A New Monastery In The Carpathians
Below we present an abridged translation of a conversation with Archimandrite Peter (Priadko), the head of the monastery of the holy great-martyr and healer Panteleimon in Kamenko in the Diocese of Mukachevo-Uzhgorod in Carpatho-Russia, at present in the Transcarpathian Region of the Ukraine.
This first appeared on the pravoslavie.ru website at the end of January 2007. It reminds us that the contemporary Russian Orthodox Church is opening three new churches every day and one new monastic house every week. Who would not wish to support and take communion with such a Church?
‘Our monastery is not new, it was founded in 2000 and, from a worldly point of view, its foundation was not ordinary. In the nearby village of Osy, there lived a retired priest, Fr George Petrovtsy. He was then over sixty, suffered from bad health and wished to become a monk.
Now, one Easter he had a dream, which was repeated three times on three nights in a row. He dreamed that he was sitting on a hill and, on the hill opposite, across a small river, he could see a wonderful monastery. A voice from heaven spoke to Fr George: ‘Build a monastery in this place’. He took this as a Divine command and began to seek out the place he had seen in his dream. He found it in Kamenko.
Two donors appeared with the necessary funds and they began to build. First they put up a cross, then a wooden chapel and then a large stone church. It took Fr George three years to build the monastery, after which he passed away very quickly. There are now four of us in the monastery and we are finishing off the inside of the stone church. We have daily services and do missionary work in Irshava, the nearest big town. In the area around Irshava there are three convents but only one monastery - ours.
Recently, a family that lives in the forests nearby told us that monks had lived here before us. We found several old monastic cells, cut out of the cliffs, similar to those in the Kiev Caves Monastery. We found one large cell, cut out in the form of a cross. This cell has excellent acoustics and we think it used to be a church. We hope to start services there again. We believe that these caves were created about 150 years ago. Originally, they were perhaps made long ago by iron ore miners and then abandoned. However, Orthodox monks may have come here, when they were persecuted by Uniatism.

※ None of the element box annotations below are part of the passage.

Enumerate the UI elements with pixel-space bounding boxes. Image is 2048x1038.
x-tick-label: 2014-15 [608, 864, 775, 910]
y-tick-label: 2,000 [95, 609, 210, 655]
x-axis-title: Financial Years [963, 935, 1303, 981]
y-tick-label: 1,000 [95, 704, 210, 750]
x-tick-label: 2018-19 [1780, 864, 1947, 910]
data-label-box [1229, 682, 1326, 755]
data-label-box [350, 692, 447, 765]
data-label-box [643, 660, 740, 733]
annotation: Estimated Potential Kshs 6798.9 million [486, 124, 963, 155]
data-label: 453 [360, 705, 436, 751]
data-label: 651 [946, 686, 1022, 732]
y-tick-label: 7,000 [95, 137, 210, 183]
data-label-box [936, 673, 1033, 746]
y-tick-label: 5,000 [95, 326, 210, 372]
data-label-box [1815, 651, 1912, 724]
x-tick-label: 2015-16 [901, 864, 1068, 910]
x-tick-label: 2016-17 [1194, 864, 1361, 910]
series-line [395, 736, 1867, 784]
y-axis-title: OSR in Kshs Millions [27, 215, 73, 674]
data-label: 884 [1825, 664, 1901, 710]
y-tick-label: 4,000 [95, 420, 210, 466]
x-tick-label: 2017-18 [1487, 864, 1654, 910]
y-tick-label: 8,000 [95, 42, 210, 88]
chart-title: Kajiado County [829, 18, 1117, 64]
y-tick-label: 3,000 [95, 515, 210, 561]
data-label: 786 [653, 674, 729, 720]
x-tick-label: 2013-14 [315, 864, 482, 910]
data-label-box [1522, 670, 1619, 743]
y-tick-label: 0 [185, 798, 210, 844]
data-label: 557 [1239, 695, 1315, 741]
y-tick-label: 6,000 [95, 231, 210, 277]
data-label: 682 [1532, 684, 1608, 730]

Although most of our monks are from Kiev, we also have parishioners from the local village, even though that is three miles away and our services are all monastic. But the Carpatho-Russians are very devout. We are helped by our excellent relations with the local authorities, who strongly support us. The village has a new Orthodox church, built twelve years ago. It is big for a village church, but typical for Carpatho-Russia. The village also has a Uniat church, which is about 200 years old. The old Orthodox church, which was made of wood, was pulled down by the Communists in 1947.
In Carpatho-Russia there is a monastery or convent in nearly every large village. There are now some forty monastic houses in Transcarpathia. The Orthodox Faith here is very strong. Church tradition has continued without interruption ever since Sts Cyril and Methodius, the enlighteners of Carpatho-Russia. Thus, it was local people who started to build the monastery. They built the wooden chapel, where we started to serve the Divine liturgy. On feast-days the local people get their national costumes out of their trunks. At Christmas they sing carols and come to the monastery and sing them. On Sundays all the parishioners take part in the service, singing the melodies all together…’.
Translated by Priest Andrew Phillips.